The alchemical incendiary exploded with a delightfully noisy boom, and the concussive sound echoed back and forth between the hills. It was an unmistakable signal, in case the others were wondering when the fun was going to begin. Yasper peered out of his hiding place, trying to see anything through the gray haze that floated over the valley floor. He saw shapes that were, most likely, mounted riders, the men trying to calm their terrified horses. Other shapes materialized—men crawling and staggering. As the haze thinned, Yasper got a better glimpse of the carnage wrought by his device. His gorge rose, and he clamped his hands over his mouth and sat down heavily on his rump, breathing rapidly through his nose.

 

Several Mongols had been shredded by the explosion. He had seen what bears could do to a human body, and the lacerations and dismemberment wreaked by beast paled in comparison to the bodily destruction scattered about the field below. The only means by which he could tally the dead was to count those still living; the dead were in too many pieces.

 

His gaze fell upon the other alchemical incendiary, and he kicked it away, horrified to be near such a hellish construct. It slid across the ground, and his horror mounted as he watched it tumble across the remnants of the tiny fire he had built earlier. It rolled to a stop, the prickly tongue of its fuse resting against the ground. Yasper held his breath, praying that the capricious imps who did the Devil’s mischief would not be watching.

 

They were.

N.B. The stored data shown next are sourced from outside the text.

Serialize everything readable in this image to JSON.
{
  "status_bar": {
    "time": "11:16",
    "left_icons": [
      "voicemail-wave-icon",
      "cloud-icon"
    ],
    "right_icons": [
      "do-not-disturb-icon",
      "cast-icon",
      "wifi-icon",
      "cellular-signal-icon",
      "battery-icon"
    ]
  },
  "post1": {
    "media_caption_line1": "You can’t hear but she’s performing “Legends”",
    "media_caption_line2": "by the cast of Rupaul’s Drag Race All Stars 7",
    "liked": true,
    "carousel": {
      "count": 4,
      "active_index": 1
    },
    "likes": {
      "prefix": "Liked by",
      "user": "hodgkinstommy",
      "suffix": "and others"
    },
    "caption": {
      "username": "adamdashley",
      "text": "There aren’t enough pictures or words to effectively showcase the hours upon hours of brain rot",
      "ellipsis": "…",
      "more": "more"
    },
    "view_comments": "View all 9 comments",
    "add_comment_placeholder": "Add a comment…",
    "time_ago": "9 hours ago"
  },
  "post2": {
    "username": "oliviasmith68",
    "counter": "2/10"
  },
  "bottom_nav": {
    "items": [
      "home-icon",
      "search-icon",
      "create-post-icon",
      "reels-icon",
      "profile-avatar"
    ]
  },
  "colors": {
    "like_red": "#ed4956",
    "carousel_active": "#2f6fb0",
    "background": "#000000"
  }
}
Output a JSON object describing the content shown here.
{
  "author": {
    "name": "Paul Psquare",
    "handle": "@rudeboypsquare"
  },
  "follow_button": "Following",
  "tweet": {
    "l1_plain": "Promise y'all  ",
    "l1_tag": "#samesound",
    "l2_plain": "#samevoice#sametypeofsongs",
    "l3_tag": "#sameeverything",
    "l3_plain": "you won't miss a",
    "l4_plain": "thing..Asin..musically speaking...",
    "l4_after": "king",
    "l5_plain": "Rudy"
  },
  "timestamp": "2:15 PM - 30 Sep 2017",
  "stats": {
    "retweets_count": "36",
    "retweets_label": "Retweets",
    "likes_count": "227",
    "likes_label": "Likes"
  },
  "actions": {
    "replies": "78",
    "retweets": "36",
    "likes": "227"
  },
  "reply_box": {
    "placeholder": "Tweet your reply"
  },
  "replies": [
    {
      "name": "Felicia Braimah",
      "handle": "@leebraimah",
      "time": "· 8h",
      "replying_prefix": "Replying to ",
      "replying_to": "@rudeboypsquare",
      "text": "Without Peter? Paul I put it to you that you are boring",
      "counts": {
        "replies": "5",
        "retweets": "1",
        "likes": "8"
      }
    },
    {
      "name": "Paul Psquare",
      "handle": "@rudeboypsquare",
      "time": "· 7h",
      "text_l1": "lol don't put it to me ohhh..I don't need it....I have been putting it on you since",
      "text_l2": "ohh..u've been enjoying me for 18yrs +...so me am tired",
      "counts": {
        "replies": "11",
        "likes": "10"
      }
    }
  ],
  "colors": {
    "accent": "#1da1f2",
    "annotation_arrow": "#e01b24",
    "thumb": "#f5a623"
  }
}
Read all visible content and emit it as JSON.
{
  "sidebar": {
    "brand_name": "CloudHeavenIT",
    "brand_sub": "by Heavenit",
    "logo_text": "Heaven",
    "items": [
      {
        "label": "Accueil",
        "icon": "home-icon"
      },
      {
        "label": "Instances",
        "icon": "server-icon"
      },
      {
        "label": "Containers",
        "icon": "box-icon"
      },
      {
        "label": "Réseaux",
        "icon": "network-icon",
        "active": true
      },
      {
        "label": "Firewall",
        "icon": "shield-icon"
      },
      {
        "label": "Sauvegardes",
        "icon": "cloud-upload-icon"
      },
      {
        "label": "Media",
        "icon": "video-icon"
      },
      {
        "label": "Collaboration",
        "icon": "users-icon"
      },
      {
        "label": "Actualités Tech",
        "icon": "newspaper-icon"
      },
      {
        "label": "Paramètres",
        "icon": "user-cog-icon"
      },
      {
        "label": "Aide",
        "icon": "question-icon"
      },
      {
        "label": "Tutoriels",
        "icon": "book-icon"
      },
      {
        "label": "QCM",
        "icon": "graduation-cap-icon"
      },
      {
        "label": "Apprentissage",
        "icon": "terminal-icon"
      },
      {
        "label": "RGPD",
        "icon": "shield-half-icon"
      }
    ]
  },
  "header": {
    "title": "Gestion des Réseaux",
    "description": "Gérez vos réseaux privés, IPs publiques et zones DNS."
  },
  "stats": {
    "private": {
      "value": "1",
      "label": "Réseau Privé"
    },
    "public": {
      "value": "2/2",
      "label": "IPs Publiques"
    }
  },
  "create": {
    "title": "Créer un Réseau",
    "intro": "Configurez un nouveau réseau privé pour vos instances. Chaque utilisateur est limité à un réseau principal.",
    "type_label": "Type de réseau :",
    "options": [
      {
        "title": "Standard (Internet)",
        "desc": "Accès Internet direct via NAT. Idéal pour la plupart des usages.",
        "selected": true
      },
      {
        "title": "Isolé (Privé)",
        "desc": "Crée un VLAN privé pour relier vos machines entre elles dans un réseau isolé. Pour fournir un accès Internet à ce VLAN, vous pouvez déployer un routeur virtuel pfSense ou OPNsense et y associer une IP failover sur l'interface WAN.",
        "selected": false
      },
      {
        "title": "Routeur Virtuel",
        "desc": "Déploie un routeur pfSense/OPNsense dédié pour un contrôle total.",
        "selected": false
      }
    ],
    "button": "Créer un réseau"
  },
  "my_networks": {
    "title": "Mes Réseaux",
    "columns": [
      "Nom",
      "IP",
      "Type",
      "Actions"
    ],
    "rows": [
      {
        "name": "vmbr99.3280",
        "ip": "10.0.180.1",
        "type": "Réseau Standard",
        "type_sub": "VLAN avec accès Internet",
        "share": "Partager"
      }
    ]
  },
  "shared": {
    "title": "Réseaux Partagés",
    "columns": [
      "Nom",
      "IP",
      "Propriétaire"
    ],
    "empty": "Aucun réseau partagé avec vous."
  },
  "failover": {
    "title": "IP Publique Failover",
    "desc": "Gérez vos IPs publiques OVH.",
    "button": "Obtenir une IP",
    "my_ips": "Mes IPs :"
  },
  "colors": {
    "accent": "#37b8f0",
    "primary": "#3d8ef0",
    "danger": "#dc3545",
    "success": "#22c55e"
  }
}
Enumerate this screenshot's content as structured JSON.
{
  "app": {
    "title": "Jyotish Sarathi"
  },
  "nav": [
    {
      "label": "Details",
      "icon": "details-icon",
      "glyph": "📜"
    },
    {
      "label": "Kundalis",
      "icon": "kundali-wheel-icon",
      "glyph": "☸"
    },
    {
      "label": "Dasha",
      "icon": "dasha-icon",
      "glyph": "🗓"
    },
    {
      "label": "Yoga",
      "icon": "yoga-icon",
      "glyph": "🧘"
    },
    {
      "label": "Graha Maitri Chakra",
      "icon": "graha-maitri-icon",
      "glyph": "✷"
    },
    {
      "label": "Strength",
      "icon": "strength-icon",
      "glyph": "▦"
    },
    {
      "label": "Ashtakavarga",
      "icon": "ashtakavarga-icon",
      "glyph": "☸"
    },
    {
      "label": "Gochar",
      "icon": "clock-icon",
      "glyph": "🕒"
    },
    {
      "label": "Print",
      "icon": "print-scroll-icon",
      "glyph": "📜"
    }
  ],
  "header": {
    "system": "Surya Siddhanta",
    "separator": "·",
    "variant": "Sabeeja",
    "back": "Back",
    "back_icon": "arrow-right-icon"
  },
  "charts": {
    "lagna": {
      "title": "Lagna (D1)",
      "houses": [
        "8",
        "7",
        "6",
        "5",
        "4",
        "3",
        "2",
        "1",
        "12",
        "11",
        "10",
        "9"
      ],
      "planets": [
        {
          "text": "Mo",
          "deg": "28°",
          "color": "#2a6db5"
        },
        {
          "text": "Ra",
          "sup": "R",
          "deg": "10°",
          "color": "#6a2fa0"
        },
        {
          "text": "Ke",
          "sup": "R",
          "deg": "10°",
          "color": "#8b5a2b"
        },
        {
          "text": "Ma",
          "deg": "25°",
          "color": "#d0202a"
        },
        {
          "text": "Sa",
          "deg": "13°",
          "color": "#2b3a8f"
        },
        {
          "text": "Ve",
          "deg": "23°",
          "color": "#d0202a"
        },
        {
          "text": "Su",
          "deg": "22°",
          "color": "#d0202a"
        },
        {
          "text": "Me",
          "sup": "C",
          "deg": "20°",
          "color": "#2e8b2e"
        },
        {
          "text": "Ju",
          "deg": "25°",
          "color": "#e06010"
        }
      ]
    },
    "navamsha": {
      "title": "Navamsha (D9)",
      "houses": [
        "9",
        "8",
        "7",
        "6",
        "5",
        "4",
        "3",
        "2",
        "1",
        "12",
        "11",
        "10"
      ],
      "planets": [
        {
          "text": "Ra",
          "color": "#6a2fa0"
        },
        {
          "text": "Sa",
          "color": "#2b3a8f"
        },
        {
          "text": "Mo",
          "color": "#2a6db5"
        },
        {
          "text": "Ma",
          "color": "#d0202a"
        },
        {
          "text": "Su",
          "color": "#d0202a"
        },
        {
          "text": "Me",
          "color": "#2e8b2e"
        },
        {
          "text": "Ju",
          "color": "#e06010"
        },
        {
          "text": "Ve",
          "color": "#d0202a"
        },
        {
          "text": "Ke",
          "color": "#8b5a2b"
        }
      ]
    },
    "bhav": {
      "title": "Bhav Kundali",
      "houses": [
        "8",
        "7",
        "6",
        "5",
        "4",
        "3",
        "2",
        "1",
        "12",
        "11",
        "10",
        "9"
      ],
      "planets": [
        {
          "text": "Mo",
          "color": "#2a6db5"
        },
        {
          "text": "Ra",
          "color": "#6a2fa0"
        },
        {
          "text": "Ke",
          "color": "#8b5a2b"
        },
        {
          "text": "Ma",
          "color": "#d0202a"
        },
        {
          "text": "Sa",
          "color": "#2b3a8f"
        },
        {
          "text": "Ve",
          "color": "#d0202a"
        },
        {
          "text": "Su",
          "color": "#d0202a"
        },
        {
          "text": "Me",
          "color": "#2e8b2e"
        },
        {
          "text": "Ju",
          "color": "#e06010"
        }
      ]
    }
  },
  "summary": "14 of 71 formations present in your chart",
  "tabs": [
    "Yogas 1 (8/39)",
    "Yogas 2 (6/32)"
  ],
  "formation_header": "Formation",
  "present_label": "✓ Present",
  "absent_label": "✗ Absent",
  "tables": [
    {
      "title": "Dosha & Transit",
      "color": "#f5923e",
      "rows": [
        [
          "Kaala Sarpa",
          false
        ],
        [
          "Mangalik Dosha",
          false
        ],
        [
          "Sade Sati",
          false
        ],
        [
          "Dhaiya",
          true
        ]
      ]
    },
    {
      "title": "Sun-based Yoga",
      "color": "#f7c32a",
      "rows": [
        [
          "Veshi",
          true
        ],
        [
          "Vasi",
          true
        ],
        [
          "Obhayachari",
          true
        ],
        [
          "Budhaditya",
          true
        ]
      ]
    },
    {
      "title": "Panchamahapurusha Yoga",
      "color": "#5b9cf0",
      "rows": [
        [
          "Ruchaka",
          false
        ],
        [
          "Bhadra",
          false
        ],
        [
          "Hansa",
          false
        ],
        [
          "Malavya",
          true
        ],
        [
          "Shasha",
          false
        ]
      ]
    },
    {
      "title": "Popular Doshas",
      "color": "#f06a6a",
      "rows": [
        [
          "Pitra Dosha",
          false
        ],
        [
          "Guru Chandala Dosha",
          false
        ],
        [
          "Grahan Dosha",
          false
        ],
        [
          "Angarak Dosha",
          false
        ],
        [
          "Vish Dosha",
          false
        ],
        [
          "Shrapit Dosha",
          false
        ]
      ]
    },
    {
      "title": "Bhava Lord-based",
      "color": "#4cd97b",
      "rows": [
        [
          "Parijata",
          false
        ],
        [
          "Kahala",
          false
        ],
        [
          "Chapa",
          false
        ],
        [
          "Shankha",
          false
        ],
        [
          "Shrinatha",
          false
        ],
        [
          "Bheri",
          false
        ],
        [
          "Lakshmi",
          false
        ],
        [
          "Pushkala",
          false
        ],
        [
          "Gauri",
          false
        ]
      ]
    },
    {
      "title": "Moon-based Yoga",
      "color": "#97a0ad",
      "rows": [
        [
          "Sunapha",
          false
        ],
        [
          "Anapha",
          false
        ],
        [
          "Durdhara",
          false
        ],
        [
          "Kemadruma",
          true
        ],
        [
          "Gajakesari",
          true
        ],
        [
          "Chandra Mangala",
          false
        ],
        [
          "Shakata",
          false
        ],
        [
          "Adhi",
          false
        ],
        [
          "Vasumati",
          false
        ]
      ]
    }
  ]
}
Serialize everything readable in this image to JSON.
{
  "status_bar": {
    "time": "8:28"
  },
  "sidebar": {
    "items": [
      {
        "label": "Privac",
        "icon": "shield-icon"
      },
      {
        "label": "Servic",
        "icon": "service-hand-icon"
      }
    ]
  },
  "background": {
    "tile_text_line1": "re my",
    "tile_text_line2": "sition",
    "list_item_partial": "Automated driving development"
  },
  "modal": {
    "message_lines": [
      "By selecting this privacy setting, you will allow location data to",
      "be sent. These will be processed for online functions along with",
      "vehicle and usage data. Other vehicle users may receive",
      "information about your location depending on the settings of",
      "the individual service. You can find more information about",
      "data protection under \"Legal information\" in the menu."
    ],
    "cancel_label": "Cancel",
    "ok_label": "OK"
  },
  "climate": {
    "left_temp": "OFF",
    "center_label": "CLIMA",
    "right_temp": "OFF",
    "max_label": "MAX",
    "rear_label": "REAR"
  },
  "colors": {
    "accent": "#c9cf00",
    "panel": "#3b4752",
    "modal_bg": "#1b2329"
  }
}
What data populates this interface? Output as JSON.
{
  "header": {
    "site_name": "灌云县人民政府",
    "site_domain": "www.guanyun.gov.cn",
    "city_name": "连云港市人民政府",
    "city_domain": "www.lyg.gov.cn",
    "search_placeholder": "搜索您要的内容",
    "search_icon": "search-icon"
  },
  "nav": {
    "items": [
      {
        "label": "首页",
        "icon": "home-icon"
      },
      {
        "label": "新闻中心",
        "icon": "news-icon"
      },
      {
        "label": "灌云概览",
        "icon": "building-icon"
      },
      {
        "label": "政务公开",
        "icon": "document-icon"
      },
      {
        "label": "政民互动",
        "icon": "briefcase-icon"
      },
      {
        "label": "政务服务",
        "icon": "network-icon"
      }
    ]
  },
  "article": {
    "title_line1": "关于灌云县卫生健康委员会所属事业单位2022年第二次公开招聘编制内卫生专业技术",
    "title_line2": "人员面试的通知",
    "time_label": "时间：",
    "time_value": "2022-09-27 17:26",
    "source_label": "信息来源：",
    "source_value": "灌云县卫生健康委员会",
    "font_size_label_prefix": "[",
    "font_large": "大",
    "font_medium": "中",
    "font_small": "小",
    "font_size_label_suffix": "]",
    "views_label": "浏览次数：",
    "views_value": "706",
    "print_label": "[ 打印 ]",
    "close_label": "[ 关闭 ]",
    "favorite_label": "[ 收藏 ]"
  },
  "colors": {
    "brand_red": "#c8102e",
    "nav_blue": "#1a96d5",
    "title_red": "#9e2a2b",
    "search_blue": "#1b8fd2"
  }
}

The fuse sparked and sputtered, and a thin blue finger of flame began to dance at the end of the fuse, flinging sparks with reckless abandon.

 

Yasper scrambled forward, burning his hand as he put it down in the not-yet-cold coals of his fire, and he grabbed up the lit incendiary, throwing it down the hill.

 

He threw himself to the ground and put his hands over his ears, in a futile effort to block out the horrific sound he knew was coming.

 

 

 

 

 

They burst out of the forest in a line, riding abreast, their maille glittering in the sun. Feronantus: the Shield-Brethren battle cry on his lips, leaning forward in his saddle as if he were a young man again. Percival: his armor gleaming brighter than the rest, sword in one hand, mace in the other, his horse responding to the lightest touch of his knees—the results of months of continuous training. Vera: sword and shield ready, her face hidden behind the blank mask of her helm; the woman he had kissed in the forest was gone, and all that remained was the indomitable spirit of the skjalddis.

 

And he, Raphael: veteran of the Fifth Crusade, survivor of the siege of Cordobá, oath breaker, man of God though cast out from the Church. A knight initiate of the Ordo Militum Vindicis Intactae, at first for expediency and then because the order was the only family that would accept him. He carried sword and shield, for now was not the time to hang back with spear and arrow.

 

Now was the time to look your enemy in the eye when you slew him.

 

They came at a hard gallop, their horses’ hooves pounding at the dusty ground. The Shield-Brethren rode to war, expecting to face insurmountable odds—one hundred, two hundred of the finest fighting men the Mongol Empire could field. They rode, anticipating a bristling barricade of spears and lances, and found...

 

... an empty plain.

 

Raphael sat up in his saddle, scanning for some sign of the Khagan’s host. When he and Yasper and Istvan had stumbled across its passage in the forest, they had been somewhat mystified by the size the track suggested, and they had assumed it was the advance party, the scouts who were ranging ahead of the main host.